In 2008, Kenneth Cole broke ground by featuring sardar Sonny Caberwal in the label’s 25th anniversary “We All Walk in Different Shoes” campaign. Handsome Caberwal, clad in a black suit and tie with red windbreaker and black turban, graced Fifth Avenue in style. Interested in using a Sikh model but unable to find one, the casting agency for Kenneth Cole’s campaign began contacting Sikh organizations looking for photos. At the suggestion of his brother-in-law, Caberwal submitted his headshot. Known henceforth as “America’s First Sikh Model” and the “World’s First Sikh Supermodel,” Caberwal, an entrepreneur, later appeared in a GQ spread, posing in fashionable menswear, including a black dinner jacket and scarf paired with a pink turban and a white tuxedo and yellow flower with a matching turban. His interest in appearing in the campaign, as Caberwal noted in a 2008 interview, was to “feel they’re represented and people like them can be proud of how they feel and how they are represented.”

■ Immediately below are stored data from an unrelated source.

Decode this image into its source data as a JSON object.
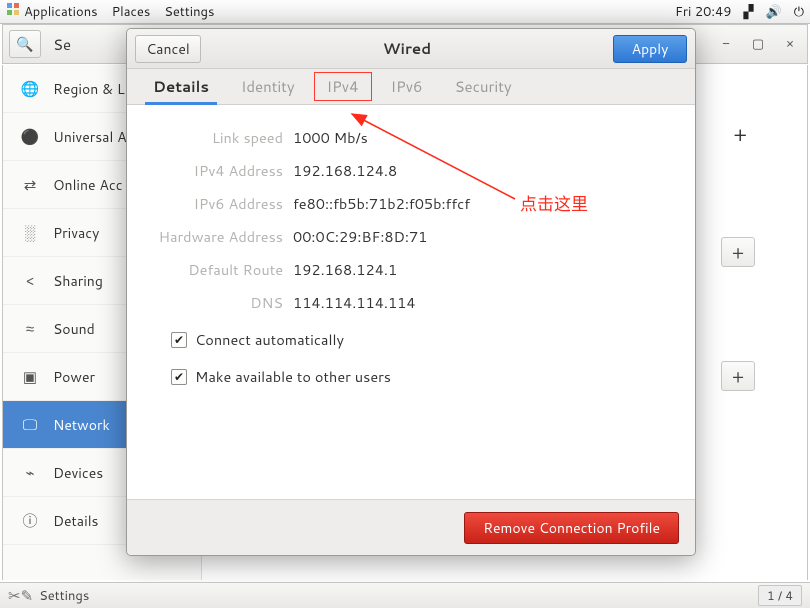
{
  "menubar": {
    "applications": "Applications",
    "places": "Places",
    "settings": "Settings",
    "clock": "Fri 20:49"
  },
  "toolbar": {
    "search_partial": "Se",
    "minimize": "−",
    "maximize": "▢",
    "close": "×"
  },
  "sidebar": {
    "items": [
      {
        "icon": "🌐",
        "label": "Region & L"
      },
      {
        "icon": "⚫",
        "label": "Universal A"
      },
      {
        "icon": "⇄",
        "label": "Online Acc"
      },
      {
        "icon": "░",
        "label": "Privacy"
      },
      {
        "icon": "<",
        "label": "Sharing"
      },
      {
        "icon": "≈",
        "label": "Sound"
      },
      {
        "icon": "▣",
        "label": "Power"
      },
      {
        "icon": "🖵",
        "label": "Network"
      },
      {
        "icon": "⌁",
        "label": "Devices"
      },
      {
        "icon": "ⓘ",
        "label": "Details"
      }
    ],
    "selected_index": 7
  },
  "dialog": {
    "cancel": "Cancel",
    "title": "Wired",
    "apply": "Apply",
    "tabs": [
      "Details",
      "Identity",
      "IPv4",
      "IPv6",
      "Security"
    ],
    "active_tab": 0,
    "highlight_tab": 2,
    "details": {
      "rows": [
        {
          "label": "Link speed",
          "value": "1000 Mb/s"
        },
        {
          "label": "IPv4 Address",
          "value": "192.168.124.8"
        },
        {
          "label": "IPv6 Address",
          "value": "fe80::fb5b:71b2:f05b:ffcf"
        },
        {
          "label": "Hardware Address",
          "value": "00:0C:29:BF:8D:71"
        },
        {
          "label": "Default Route",
          "value": "192.168.124.1"
        },
        {
          "label": "DNS",
          "value": "114.114.114.114"
        }
      ],
      "auto": "Connect automatically",
      "avail": "Make available to other users"
    },
    "remove": "Remove Connection Profile"
  },
  "annotation": {
    "text": "点击这里"
  },
  "statusbar": {
    "label": "Settings",
    "page": "1 / 4"
  }
}
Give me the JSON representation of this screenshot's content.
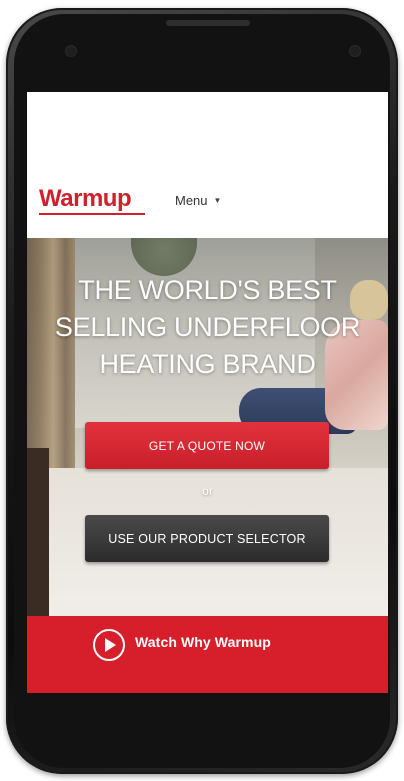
{
  "header": {
    "logo_text": "Warmup",
    "menu_label": "Menu",
    "menu_caret": "▼"
  },
  "hero": {
    "title_lines": [
      "THE WORLD'S BEST",
      "SELLING UNDERFLOOR",
      "HEATING BRAND"
    ],
    "primary_button": "GET A QUOTE NOW",
    "or_text": "or",
    "secondary_button": "USE OUR PRODUCT SELECTOR"
  },
  "video_bar": {
    "label": "Watch Why Warmup",
    "icon": "play-circle-icon"
  },
  "colors": {
    "brand_red": "#d71f2c",
    "button_dark": "#3a3a3a",
    "phone_body": "#111111"
  }
}
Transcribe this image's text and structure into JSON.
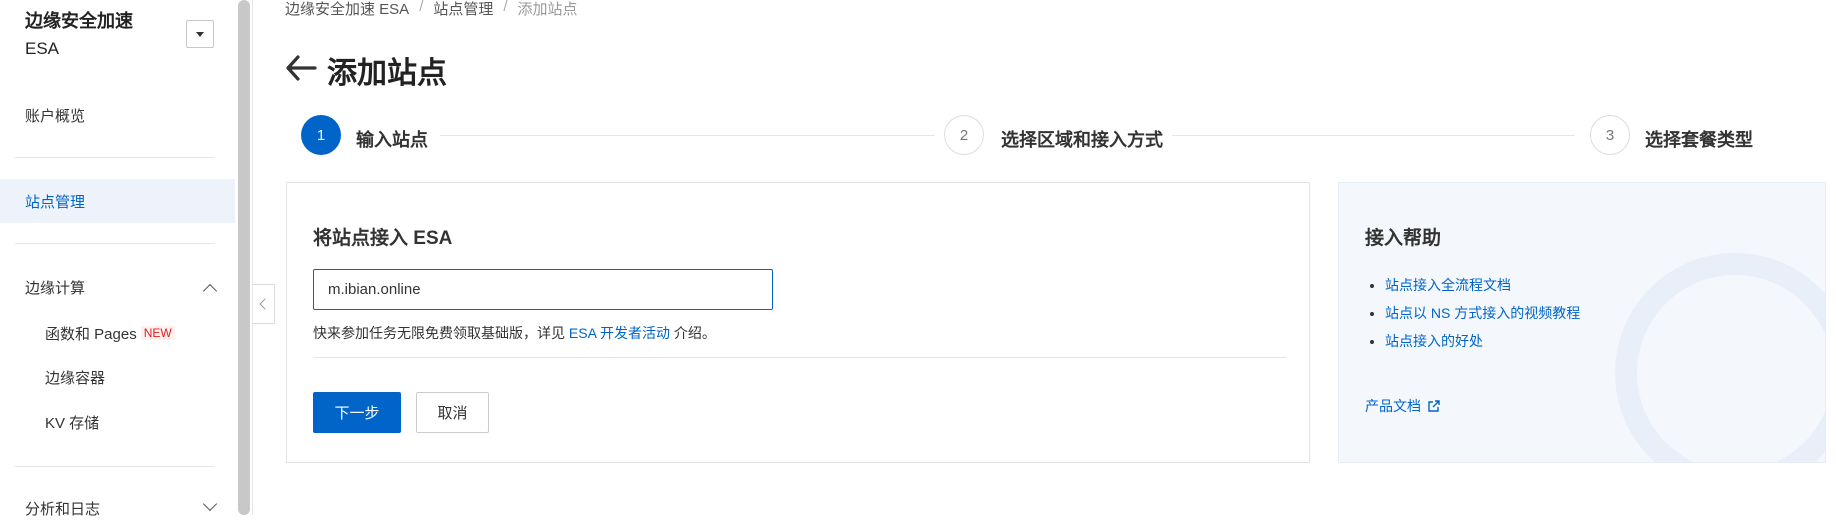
{
  "sidebar": {
    "brand_line1": "边缘安全加速",
    "brand_line2": "ESA",
    "items": {
      "overview": "账户概览",
      "site_mgmt": "站点管理",
      "edge_compute": "边缘计算",
      "functions": "函数和 Pages",
      "new_badge": "NEW",
      "containers": "边缘容器",
      "kv": "KV 存储",
      "analytics": "分析和日志"
    }
  },
  "breadcrumb": {
    "root": "边缘安全加速 ESA",
    "sep": "/",
    "parent": "站点管理",
    "current": "添加站点"
  },
  "page_title": "添加站点",
  "steps": [
    {
      "num": "1",
      "label": "输入站点"
    },
    {
      "num": "2",
      "label": "选择区域和接入方式"
    },
    {
      "num": "3",
      "label": "选择套餐类型"
    }
  ],
  "form": {
    "title": "将站点接入 ESA",
    "site_value": "m.ibian.online",
    "hint_prefix": "快来参加任务无限免费领取基础版，详见",
    "hint_link": "ESA 开发者活动",
    "hint_suffix": "介绍。",
    "next_label": "下一步",
    "cancel_label": "取消"
  },
  "help": {
    "title": "接入帮助",
    "links": [
      "站点接入全流程文档",
      "站点以 NS 方式接入的视频教程",
      "站点接入的好处"
    ],
    "doc_label": "产品文档"
  },
  "colors": {
    "accent": "#0064c8",
    "active_bg": "#eef3fb",
    "help_bg": "#f4f8fd"
  }
}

This fall, yet another sardar is making waves in the fashion world. Visit designer Tory Burch’s website and look closely at the image on the home page. The dapper sardar reading the newspaper in the left-hand corner is none other than Waris Ahluwalia the Amritsar-born jewelry designer and actor who has made a name for himself in the U.S. and in Europe. Two photos in the Tory Burch Fall 2012 lookbook feature Ahluwalia clearly cast in the role of “distinguished gentleman.” From punchy red pocket squares to jaunty purple socks, Ahluwalia commands attention – and Tory Burch does not even sell menswear. Ahluwalia is further featured in the designer’s Fall 2012 video, where he sits reading the newspaper in a hotel lobby until he is distracted by the Tory Burch-clad models who walk by. Ahluwalia, with his obvious fashion connections and previous association with Tory Burch, is not an odd choice for a fashion campaign, though he appears almost randomly and without context.
My inner cynic wonders whether Sikh men wearing turbans in advertising campaigns are selected and feted for their appearance or are being singled out for their difference. In that case, is Ahluwalia more than a prop in these images? On the other hand, it’s hard to criticize an image that brings Sikhs into the visible mainstream, integrates Sikhs into the visual landscape of the U.S., and renders a Sikh man in a turban as ordinary as the next guy reading the newspaper in a hotel lobby.
Consequently, the vision of Ahluwalia popping up in a Tory Burch advertisement like a “Where’s Waldo: Sardar Edition” is significant because it is just that – a vision. Ahluwalia is not a character represented for an audience. Instead, he is a vision of a man who wears his turban with pride and elegance. He reminds me of sardars I know whose turbans are integral parts of their own identity, often coordinated in fine style, from ties matching patkas to shirts complementing pagris. It seems, it’s the photo of a Sikh man just going about his business (or, in this case, posing for a fashion shoot) that makes the best case for turban fashion – not that a turban is a matter of fashion but that wearing one is not unfashionable.